COLUMBIA, Mo. – There is scientific evidence suggesting that eating something spicy on a hot summer day will make you feel cooler, says University of Missouri horticulturist David Trinklein.
“Consuming spicy foods leads to a phenomenon known as ‘gustatory facial perspiration,’ which ostensibly cools the body more quickly than a cold glass of lemonade or an ice cream cone,” Trinklein said. So, you might consider reaching for the horseradish sauce as a novel way to keep cool this summer.
“Whatever its effect on cooling might be, horseradish is an interesting plant that serves as the source of a condiment enjoying newfound popularity nationwide,” he said. The Horseradish Information Council has dubbed it “America’s favorite root.”
Native to southeastern Europe and western Asia, horseradish is a perennial member of the Brassicaceae (mustard) family. Although its leaves are edible, it primarily is grown for its fleshy, pungent roots. Its common name is puzzling since it has nothing to do with horses and is not a radish, said Trinklein.
The German word for horseradish is “Meerrettich” (sea radish), since it grows by the sea and, like radish, bears a large storage root. The English began calling it “mareradish”. Over centuries, “mare” became “horse,” giving the plant the common name by which we know it today.
Use of horseradish dates back at least 3,000 years. Some ancients used horseradish syrup as a cough medicine, while others were convinced it cured ailments such as rheumatism and tuberculosis, Trinklein said. Early Greeks, who considered horseradish to be worth its weight in gold, used it as an ointment for back pain and as an aphrodisiac.

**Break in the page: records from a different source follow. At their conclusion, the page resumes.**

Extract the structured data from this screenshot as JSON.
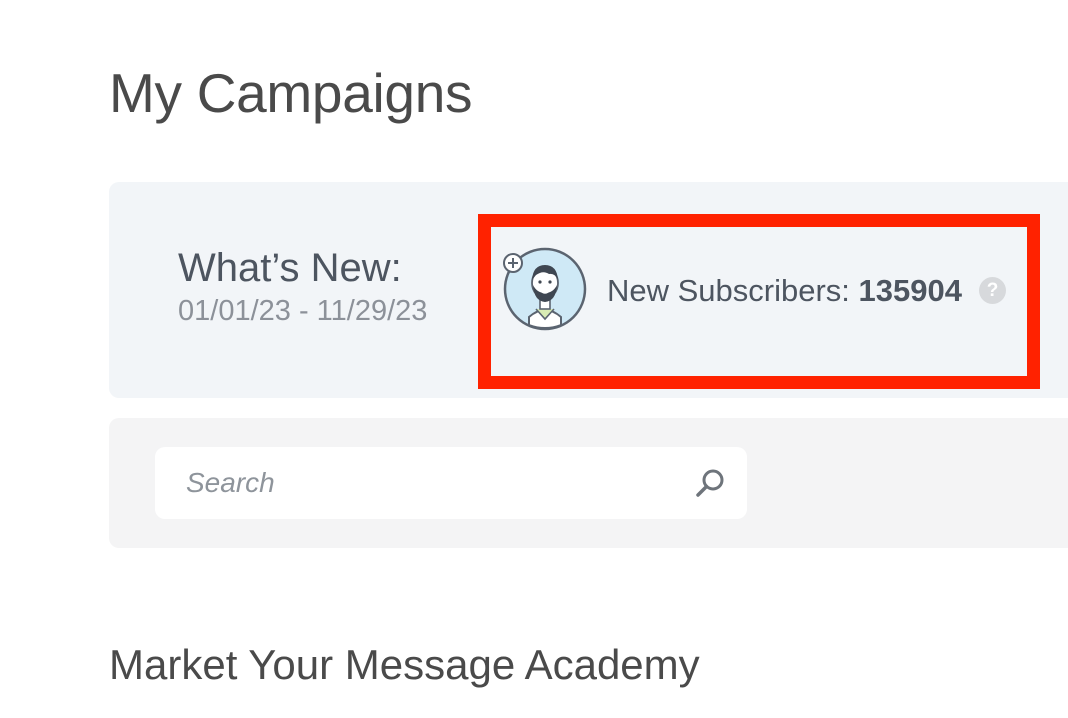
{
  "page": {
    "title": "My Campaigns"
  },
  "whats_new": {
    "heading": "What’s New:",
    "date_range": "01/01/23 - 11/29/23",
    "stat": {
      "label": "New Subscribers: ",
      "value": "135904",
      "help_glyph": "?",
      "avatar_icon": "new-subscriber-avatar-icon"
    }
  },
  "search": {
    "placeholder": "Search",
    "value": "",
    "icon": "search-icon"
  },
  "academy": {
    "title": "Market Your Message Academy"
  },
  "colors": {
    "highlight": "#ff2200",
    "panel_bg": "#f2f5f8",
    "search_panel_bg": "#f4f4f5",
    "text": "#4d5560"
  }
}
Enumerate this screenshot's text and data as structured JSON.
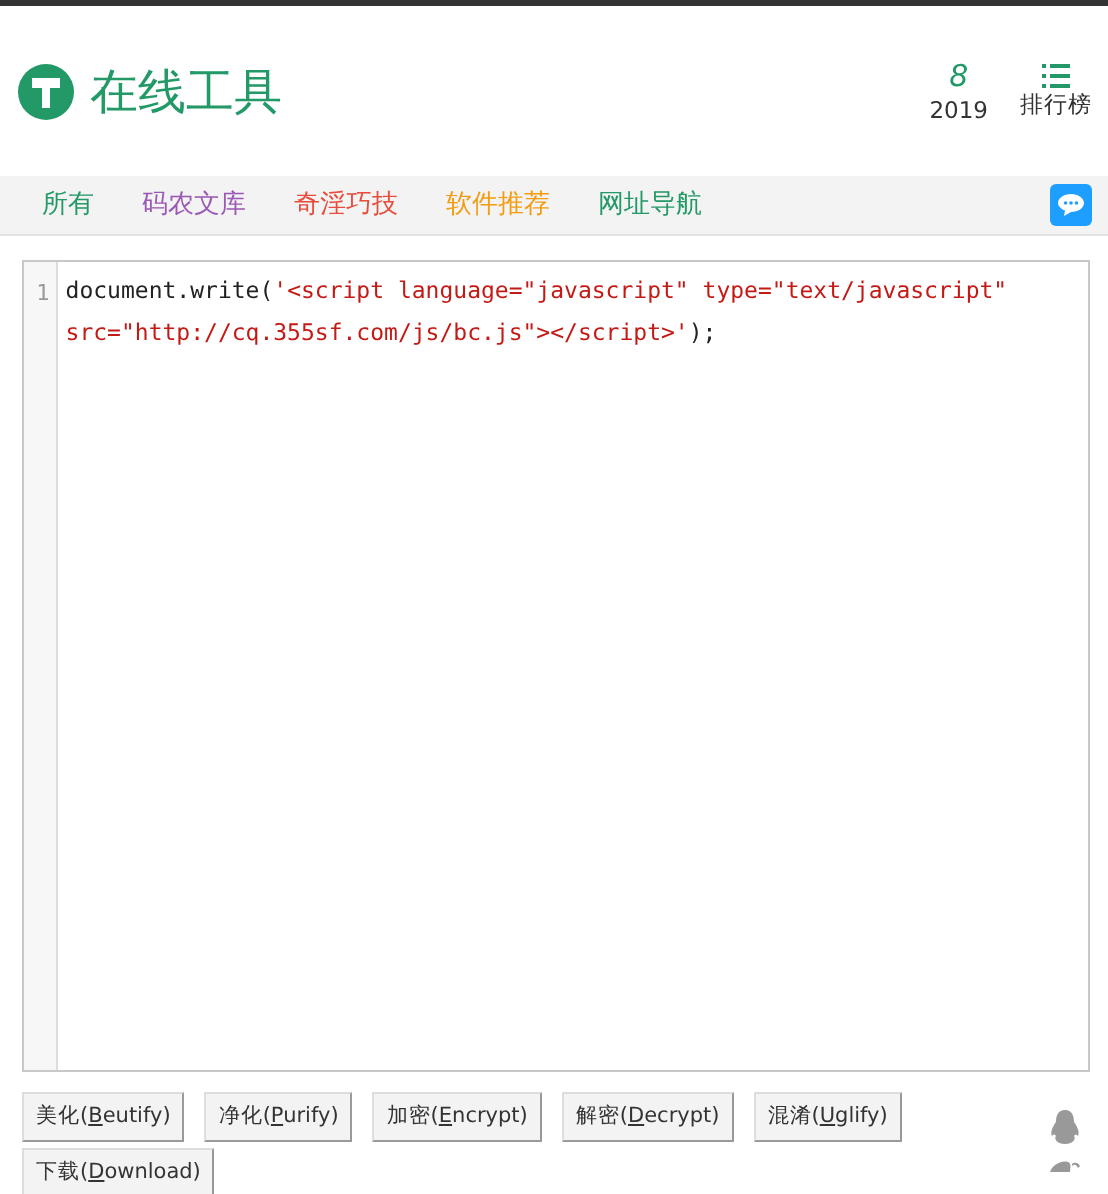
{
  "header": {
    "title": "在线工具",
    "date": {
      "day": "8",
      "year": "2019"
    },
    "ranking": {
      "label": "排行榜"
    }
  },
  "nav": [
    {
      "label": "所有",
      "color": "#229966"
    },
    {
      "label": "码农文库",
      "color": "#9b59b6"
    },
    {
      "label": "奇淫巧技",
      "color": "#e74c3c"
    },
    {
      "label": "软件推荐",
      "color": "#f39c12"
    },
    {
      "label": "网址导航",
      "color": "#229966"
    }
  ],
  "editor": {
    "lines": [
      {
        "number": "1",
        "tokens": [
          {
            "text": "document.write(",
            "kind": "plain"
          },
          {
            "text": "'<script language=\"javascript\" type=\"text/javascript\" src=\"http://cq.355sf.com/js/bc.js\"></script>'",
            "kind": "string"
          },
          {
            "text": ");",
            "kind": "plain"
          }
        ]
      }
    ]
  },
  "buttons": [
    {
      "prefix": "美化(",
      "hotkey": "B",
      "suffix": "eutify)"
    },
    {
      "prefix": "净化(",
      "hotkey": "P",
      "suffix": "urify)"
    },
    {
      "prefix": "加密(",
      "hotkey": "E",
      "suffix": "ncrypt)"
    },
    {
      "prefix": "解密(",
      "hotkey": "D",
      "suffix": "ecrypt)"
    },
    {
      "prefix": "混淆(",
      "hotkey": "U",
      "suffix": "glify)"
    },
    {
      "prefix": "下载(",
      "hotkey": "D",
      "suffix": "ownload)"
    }
  ]
}
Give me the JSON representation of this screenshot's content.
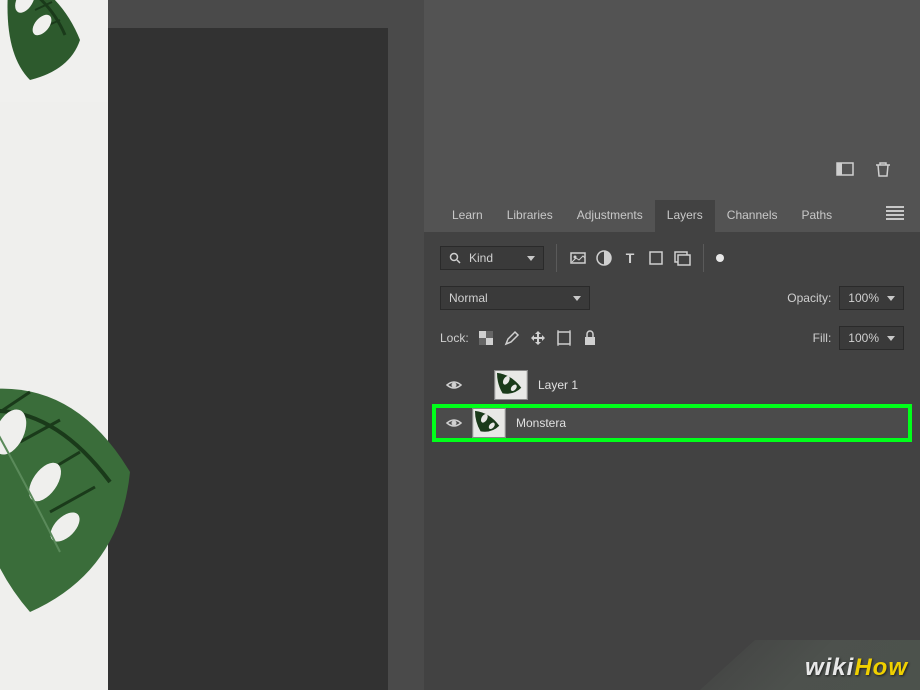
{
  "tabs": {
    "learn": "Learn",
    "libraries": "Libraries",
    "adjustments": "Adjustments",
    "layers": "Layers",
    "channels": "Channels",
    "paths": "Paths"
  },
  "filter": {
    "kind_label": "Kind"
  },
  "blend": {
    "mode": "Normal",
    "opacity_label": "Opacity:",
    "opacity_value": "100%"
  },
  "lock": {
    "label": "Lock:",
    "fill_label": "Fill:",
    "fill_value": "100%"
  },
  "layers": [
    {
      "name": "Layer 1"
    },
    {
      "name": "Monstera"
    }
  ],
  "watermark": {
    "wiki": "wiki",
    "how": "How"
  }
}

The appreciation of horseradish as food is believed to have originated in Europe, he said. During the Renaissance, horseradish consumption spread from central Europe north to Scandinavia and west to England. By the late 17th century, English commoners and laborers used horseradish as a standard condiment, especially to accompany beef and oysters. From England, it was taken to North America during colonial times.
In the U.S., commercial production of horseradish began in the mid-19th century on small farms in the Midwest. Today, Illinois produces more horseradish than any other state, said Trinklein.
A little horseradish goes a long way, and most families need only a few plants. Horseradish is propagated in early spring from 8- to 9-inch root cuttings that contain a growing point, usually saved from the previous fall’s harvest.
To plant, form a trench 3-5 inches deep. Place cuttings 12-15 inches apart at 45-degree angles. Face all in the same direction. Cover the bottom portion of the cuttings with soil to hold them in place.
Horseradish grows best in a deep, rich soil that is moist and fertilized. Fertilize by adding manure in the fall before planting the following spring. Add synthetic fertilizers in the spring if you want, but avoid fertilizers that are high in nitrogen. Once roots establish, irrigation usually is not necessary until later in the growing season when the storage roots begin to enlarge.
The greatest amount of root growth occurs during late summer or early fall when temperatures are relatively mild. Harvest by digging the roots in late October or early November after frost. Dig roots anytime during the winter as long as the soil is not frozen.
Horseradish is relatively pest-free. Flea beetles and beet leaf hoppers are its primary insect pests. “White rust, turnip mosaic and brittle root are diseases known to be problematic on horseradish,” Trinklein said.
Freshly dug, intact horseradish roots lack aroma. When cut or grated, however, enzymes convert a compound in the roots called sinigrin into allyl isothiocyanate, or mustard oil. This is responsible for the “fire” in horseradish sauce. It also can irritate the eyes and sinuses.
Prepare horseradish sauce in a well-ventilated area. Fumes are very strong. Peel and dice roots. Grind roots in a home food grinder, blender or processor. Keep the mixture cool by adding a small amount of water or crushed ice. “Oddly, horseradish needs to be kept cold to stay hot,” said Trinklein.
After the sauce is the proper consistency to eat, add about 2-3 teaspoons of white wine vinegar per cup of ground horseradish. The vinegar stabilizes the heat of the finished product. Add the vinegar promptly for a milder product, or wait several minutes for a greater pungency. Sauce discolors and becomes bitter if you wait too long.
Put the mixture in tightly sealed jars and refrigerate or freeze.